Kategorisches "Nein" aus Salzburg zur Sonntagsöffnung

Für ÖVP und Gewerkschaft kommen offene Handelsgeschäfte am Sonntag nicht in Frage.

In Salzburg soll es kein Einkaufen an sieben Tagen in der Woche geben. SN/robert ratzer
In Salzburg soll es kein Einkaufen an sieben Tagen in der Woche geben.
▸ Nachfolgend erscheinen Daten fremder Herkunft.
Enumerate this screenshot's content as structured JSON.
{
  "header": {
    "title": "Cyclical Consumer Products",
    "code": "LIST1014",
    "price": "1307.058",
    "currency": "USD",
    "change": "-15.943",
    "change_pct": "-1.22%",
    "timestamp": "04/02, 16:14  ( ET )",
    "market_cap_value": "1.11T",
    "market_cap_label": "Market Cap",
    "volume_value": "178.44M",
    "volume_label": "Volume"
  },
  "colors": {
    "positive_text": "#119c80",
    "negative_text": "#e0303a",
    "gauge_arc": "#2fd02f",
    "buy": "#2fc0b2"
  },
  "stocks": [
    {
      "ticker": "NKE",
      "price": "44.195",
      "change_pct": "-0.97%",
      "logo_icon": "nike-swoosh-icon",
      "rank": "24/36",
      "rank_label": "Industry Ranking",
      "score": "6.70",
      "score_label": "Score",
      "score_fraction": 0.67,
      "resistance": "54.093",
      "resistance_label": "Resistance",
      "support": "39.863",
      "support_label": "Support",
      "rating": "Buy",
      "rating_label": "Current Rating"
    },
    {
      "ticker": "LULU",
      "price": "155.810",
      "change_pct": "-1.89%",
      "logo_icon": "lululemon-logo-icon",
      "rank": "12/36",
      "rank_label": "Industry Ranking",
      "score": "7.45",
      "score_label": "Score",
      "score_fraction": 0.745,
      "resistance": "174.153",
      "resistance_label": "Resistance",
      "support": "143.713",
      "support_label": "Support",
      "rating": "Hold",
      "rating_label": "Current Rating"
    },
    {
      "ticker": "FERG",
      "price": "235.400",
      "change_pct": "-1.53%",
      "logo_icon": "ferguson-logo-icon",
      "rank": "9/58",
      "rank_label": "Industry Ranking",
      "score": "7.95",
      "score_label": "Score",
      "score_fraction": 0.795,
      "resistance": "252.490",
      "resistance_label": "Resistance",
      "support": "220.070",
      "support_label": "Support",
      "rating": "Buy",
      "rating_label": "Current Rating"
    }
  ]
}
An sechs Sonntagen im Jahr sollen Einkaufsstraßen, Ortszentren und Shoppingcentern wie dem Europark ein Offenhalten erlaubt werden. Der Vorstoß kommt vom Verband der Österreichischen Einkaufszentren ACSC. Denn Onlineshops würden am Sonntag doppelt so viel umsetzen wie an anderen Tagen.

Ein klares Nein zu diesem Ansinnen kommt aus Salzburg. ÖVP-Landtagsklubchef Daniela Gutschi sagt: "Für die ÖVP-Salzburg kommt eine generelle Öffnung von Handelsgeschäften am Sonntag auf keinen Fall in Frage. Was die Einkaufsmöglichkeiten am Sonn- und Feiertag betrifft, halte ich die bereits geltenden Ausnahmen für Tourismusgemeinden als absolut ausreichend. An unserem Bekenntnis für den Wert der Sonntagsruhe hat sich nichts geändert. Im Konkurrenzkampf mit dem Online-Handel braucht es andere Instrumente, etwa endlich eine Besteuerung für Online-Riesen wie Amazon und Co." Auch der ÖAAB Salzburg sprach sich gegen eine Sonntagsöffnung aus.

Ein kategorisches "Nein" kommt auch vom Geschäftsführer der Privatangestelltengewerkschaft, Gerald Forcher. Es müsse auch einmal genug mit dem Einkaufen sein. "Die jüngsten Forderungen nach sechs offenen Sonntagen im Jahr ist eine gefährliche Drohung gegenüber den über 400.000 österreichischen Handelsangestellten. Vor allem Frauen und Familien würde dies hart treffen."